# When are two semidirect products isomorphic?

Let $N$, $H$ be groups, and $\varphi : H \to \operatorname{Aut}(N)$ a group homomorphism. Then we can form $N \rtimes_{\varphi} H$, the semidirect product of $N$ and $H$ with respect to $\varphi$.

Is there a way to determine if $\varphi_1, \varphi_2 : H \to \operatorname{Aut}(N)$ lead to isomorphic semidirect products by just comparing $\varphi_1$ and $\varphi_2$?

#### Solutions Collecting From Web of "When are two semidirect products isomorphic?"

No, even if $H\cong\mathbb{Z}$. There is a very interesting paper of Arzhantseva, Lafont and Minasyan, Isomorphism versus commensurability for a class of finitely presented groups, where they discuss the isomorphism of semidirect products with the infinite cyclic group. Writing $\widehat{\phi}$ for the outer automorphism of $H$ corresponding to $\phi\in\operatorname{Aut}(H)$, they prove the following result.

Theorem: Suppose $K\cong\mathbb{Z}$ and $H$ does not surject onto $\mathbb{Z}$. Then two semidirect products $H\rtimes_{\phi} K$ and $H\rtimes_{\psi}K$ are isomorphic if and only if $\widehat{\phi}$ is conjugate to $\widehat{\psi}$ or $\widehat{\psi}^{-1}$ in $\operatorname{Out}(H)$, the outer automorphism group of $H$.

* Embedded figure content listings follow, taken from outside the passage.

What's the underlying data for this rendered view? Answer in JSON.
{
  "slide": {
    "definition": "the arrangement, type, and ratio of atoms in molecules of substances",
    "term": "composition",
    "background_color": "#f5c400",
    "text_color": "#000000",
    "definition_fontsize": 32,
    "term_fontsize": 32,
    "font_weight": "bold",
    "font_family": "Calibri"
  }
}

This is especially nice as it allows them to construct groups with insoluble isomorphism problem in an especially elementary way. The proof is to note that there are finitely presented groups $H$ which don’t map onto $\mathbb{Z}$ and whose outer automorphism group has insoluble word problem. Then taking such a group $H$, we see that $H\rtimes_{\phi}\mathbb{Z}\cong H\times\mathbb{Z}$ if and only if $\phi$ is inner, which is undecidable as $\operatorname{Out}(H)$ has insoluble word problem.

The question now is: What if we replace $\mathbb{Z}$ with an arbitrary group $K$? Well, one can prove that a map $H\rtimes_{\phi} K\rightarrow H\rtimes_{\psi}K$ must send $H$ to $H$ if every homomorphism from $H$ to $K$ has trivial image. It seems that the rest of their proof needs $K\cong\mathbb{Z}$, but I am not entirely sure. (The relevant proof is Proposition $2.1$ of their paper, if anyone else wants to try and make it work?) So basically, I don’t know about the general case, but I find the case when $K\cong\mathbb{Z}$ very interesting. Such a group is called a mapping torus, and they are much-studied.

There is a theorem by Taunt (in “Remarks on the Isomorphism Problem in the Theories of Construction of Finite Groups”), which gives a nice characterization if $\gcd(|N|,|H|)=1$. I’m citing from “Construction of Finite Groups” by Besche and Eick.

Let $N,H$ be finite (soluble) groups with $\gcd(|N|,|H|)=1$. Furthermore let $\psi_i:H\rightarrow Aut(N)$ for $i=1,2$ be two homomorphisms. Define $G_i:=N\rtimes_{\psi_i}H$.

Then $G_1\cong G_2$, iff there exists automorphisms $\alpha\in Aut(N)$ and $\beta\in Aut(K)$ such that $(h^\beta)^{\psi_2}=(h^{\psi_1})^\alpha$ for all $h\in H$.

(i.e. $(\psi_2(\beta(h))=\alpha^{-1}\psi_1(h)\alpha\quad \forall h\in H$ )

The solubility is not necessary, therefore you can omit it.